Pihak Perguruan tinggi mungkin lebih berfokus pada penerimaan mahasiswa dalam jumlah besar untuk meningkatkan pendapatan dari pada menjaga standar kualitas pengajaran dan penelitian.
Pengelolaan Universitas Berorientasi Profit?
Beberapa pengamat mencatat adanya pergeseran dalam pengelolaan Universitas yang semakin berorientasi pada profit. Kebijaksanaan-kebijaksanaan yang diambil sering kali lebih mementingkan pemasukan finansial dari pada kesejahteraan mahasiswa dan kualitas pendidikan itu sendiri. Dalam konteks pendidikan yang semakin komersial, mahasiswa kerap diperlakukan sebagai konsumen, mahasiswa kerap diperlakukan sebagai konsumen. Fokus Universitas lebih banyak pada peningkatan jumlah pendaftaran mahasiswa baru dan pendapatan dari UKT, dari pada memastikan setiap mahasiswa mendapatkan pendidikan yang bermutu dan relevan dengan kebutuhan zaman.
Baca Juga: Dari Inspirasi ke Imitasi: Menarik Batas Antara Pengaruh dan Plagiarisme
Jika menurut saya kenaikan UKT dapat terjadi oleh berberapa alasan, diantaranya karena Penyesuaian dengan Inflasi, mungkin beberapa perguruan tinggi menyatakan bahwa kenaikan UKT diperlukan untuk menyesuaikan dengan inflasi dan peningkatan biaya operasional, kemudian disebabkan oleh peningkatan fasilitas, alasan tersebut sering dikemukakan adalah untuk meningkatkan fasilitas dan layanan pendidikan, seperti pembangunan gedung baru, peningkatan teknologi, dan perbaikan lainnya. Dan yang terakhir karena Kebutuhan Dana Penelitian, perguruan tinggi juga beranggapan bahwa pihak mereka membutuhkan dana yang lebih besar untuk mendukung kegiatan penelitian yang berkualitas.
Kesimpulan
Polemik kenaikan UKT di Indonesia menggambarkan dilema antara kebutuhan untuk meningkatkan kualitas pendidikan dan memastikan aksesibilitas pendidikan tinggi bagi semua lapisan masyarakat.
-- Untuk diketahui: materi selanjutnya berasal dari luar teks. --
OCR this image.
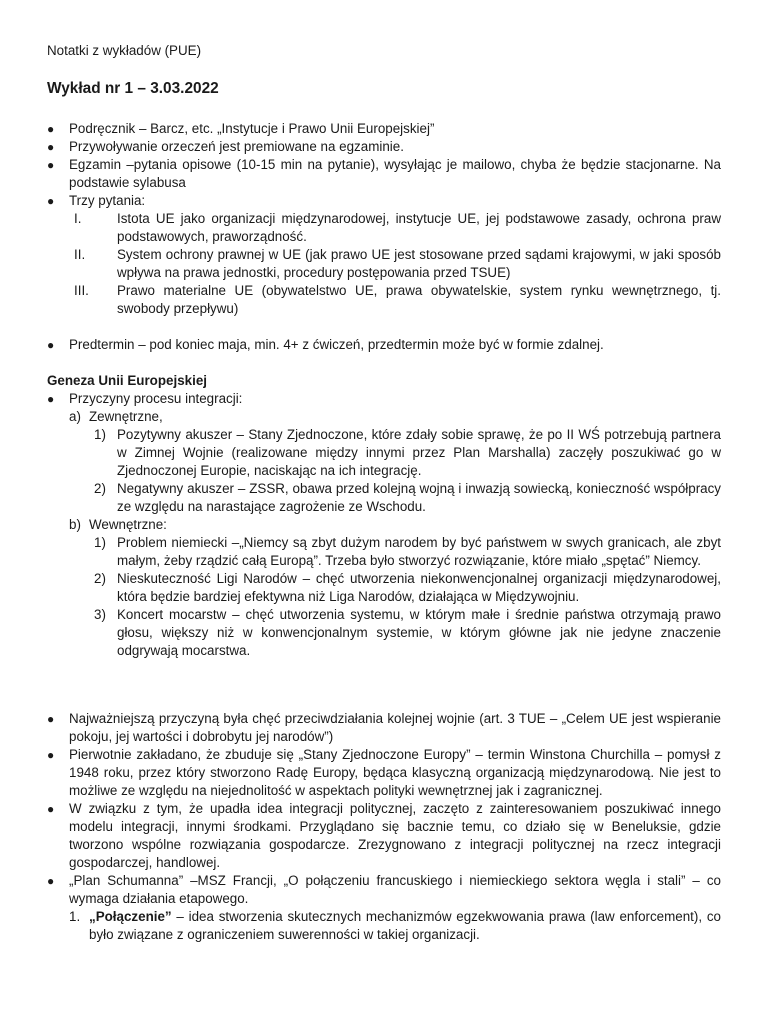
Notatki z wykładów (PUE)
Wykład nr 1 – 3.03.2022
● Podręcznik – Barcz, etc. „Instytucje i Prawo Unii Europejskiej”
● Przywoływanie orzeczeń jest premiowane na egzaminie.
● Egzamin –pytania opisowe (10-15 min na pytanie), wysyłając je mailowo, chyba że będzie stacjonarne. Na podstawie sylabusa
● Trzy pytania:
I.	Istota UE jako organizacji międzynarodowej, instytucje UE, jej podstawowe zasady, ochrona praw podstawowych, praworządność.
II. System ochrony prawnej w UE (jak prawo UE jest stosowane przed sądami krajowymi, w jaki sposób wpływa na prawa jednostki, procedury postępowania przed TSUE)
III. Prawo materialne UE (obywatelstwo UE, prawa obywatelskie, system rynku wewnętrznego, tj. swobody przepływu)
● Predtermin – pod koniec maja, min. 4+ z ćwiczeń, przedtermin może być w formie zdalnej.
Geneza Unii Europejskiej
● Przyczyny procesu integracji:
a) Zewnętrzne,
1) Pozytywny akuszer – Stany Zjednoczone, które zdały sobie sprawę, że po II WŚ potrzebują partnera w Zimnej Wojnie (realizowane między innymi przez Plan Marshalla) zaczęły poszukiwać go w Zjednoczonej Europie, naciskając na ich integrację.
2) Negatywny akuszer – ZSSR, obawa przed kolejną wojną i inwazją sowiecką, konieczność współpracy ze względu na narastające zagrożenie ze Wschodu.
b) Wewnętrzne:
1) Problem niemiecki –„Niemcy są zbyt dużym narodem by być państwem w swych granicach, ale zbyt małym, żeby rządzić całą Europą”. Trzeba było stworzyć rozwiązanie, które miało „spętać” Niemcy.
2) Nieskuteczność Ligi Narodów – chęć utworzenia niekonwencjonalnej organizacji międzynarodowej, która będzie bardziej efektywna niż Liga Narodów, działająca w Międzywojniu.
3) Koncert mocarstw – chęć utworzenia systemu, w którym małe i średnie państwa otrzymają prawo głosu, większy niż w konwencjonalnym systemie, w którym główne jak nie jedyne znaczenie odgrywają mocarstwa.
● Najważniejszą przyczyną była chęć przeciwdziałania kolejnej wojnie (art. 3 TUE – „Celem UE jest wspieranie pokoju, jej wartości i dobrobytu jej narodów”)
● Pierwotnie zakładano, że zbuduje się „Stany Zjednoczone Europy” – termin Winstona Churchilla – pomysł z 1948 roku, przez który stworzono Radę Europy, będąca klasyczną organizacją międzynarodową. Nie jest to możliwe ze względu na niejednolitość w aspektach polityki wewnętrznej jak i zagranicznej.
● W związku z tym, że upadła idea integracji politycznej, zaczęto z zainteresowaniem poszukiwać innego modelu integracji, innymi środkami. Przyglądano się bacznie temu, co działo się w Beneluksie, gdzie tworzono wspólne rozwiązania gospodarcze. Zrezygnowano z integracji politycznej na rzecz integracji gospodarczej, handlowej.
● „Plan Schumanna” –MSZ Francji, „O połączeniu francuskiego i niemieckiego sektora węgla i stali” – co wymaga działania etapowego.
1. „Połączenie” – idea stworzenia skutecznych mechanizmów egzekwowania prawa (law enforcement), co było związane z ograniczeniem suwerenności w takiej organizacji.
Sementara ada argumen yang mendukung kenaikan UKT untuk tujuan peningkatan kualitas dan kemandirian finansial perguruan tinggi, ada pula kekhawatiran bahwa pendidikan tinggi sedang dijadikan bisnis, mengorbankan hak dasar atas pendidikan bagi banyak individu. Pemerintah dan institusi pendidikan perlu menemukan keseimbangan yang tepat agar tujuan peningkatan kualitas pendidikan tercapai tanpa mengurangi aksesibilitas dan prinsip pendidikan sebagai hak dasar.